Many proteins interact with a newly synthesized RNA to mediate biogenesis and maturation. These temporally and spatially regulated interactions facilitate individual processing events and direct each RNA to a specific fate (e.g. nuclear export or decay). To further characterize mRNA biogenesis and export, we performed a fluorescent in situ hybridization (FISH) screen of >1000 essential gene mutants in Saccharomyces cerevisiae that resulted in the identification of 29 mutants that exhibited poly(A)-RNA accumulation in the nucleus. Gene ontology places the majority of the genes into three biological processes: RNA export from nucleus, nuclear RNA catabolic processes, and chromosome segregation.
It is known that defects in the processing of various non-coding RNAs (e.g. rRNA, snRNA, snoRNA, and tRNA) can lead to the stabilization of polyadenylated RNA species; therefore, mutants may accumulate poly(A)-RNA due to disruptions in RNA biogenesis that are independent of mRNA. To identify mutants that specifically alter mRNA biogenesis and export, single-molecule FISH (smFISH) assays were performed on all 29 mutants using probes against three different mRNAs (e.g. GFA1, ACT1 and CCW12). Based on transcript localization and abundance, we identified defects in mRNA processing and export in 26 of 29 mutants.

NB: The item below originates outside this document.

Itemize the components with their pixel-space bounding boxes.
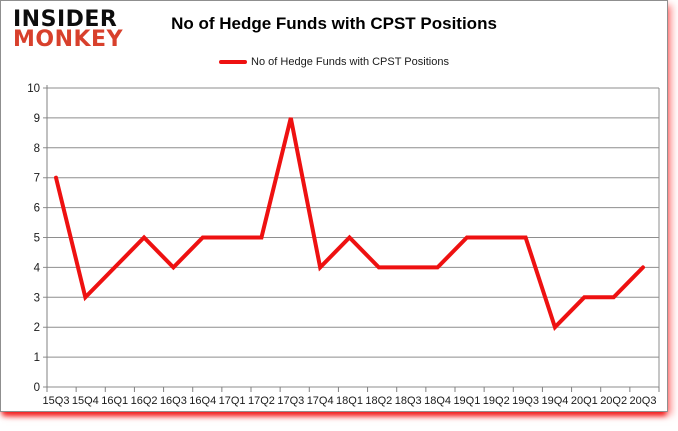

By employing smFISH and markers for various subdomains of the nucleus (e.g. Ndc1-GFP for the nuclear envelope, ITS1 for the nucleolus, and a LacO/LacI-GFP marked gene locus), we could further subdivide mutants into three classes based on the accumulation of poly(A)-RNA and mRNA within discrete regions of the nucleus. This included: (1) mRNAs and mRNA binding proteins becoming enriched in the nucleolus when nucleocytopalsmic transport, rRNA biogenesis, or RNA processing and surveillance was disrupted, (2) the buildup of mRNAs near transcription sites in 3’ end processing and chromosome segregation mutants and (3) transcripts being enriched near nuclear pore complexes when components of the mRNA export machinery were mutated. These data demonstrate that alterations in a broad set of nuclear processes leads to the accumulation and possible retention of mRNAs at discrete locations within the nucleus. This may reflect common failure points in mRNA export and/or active mechanisms to protect the cell against cellular stress and dysfunction.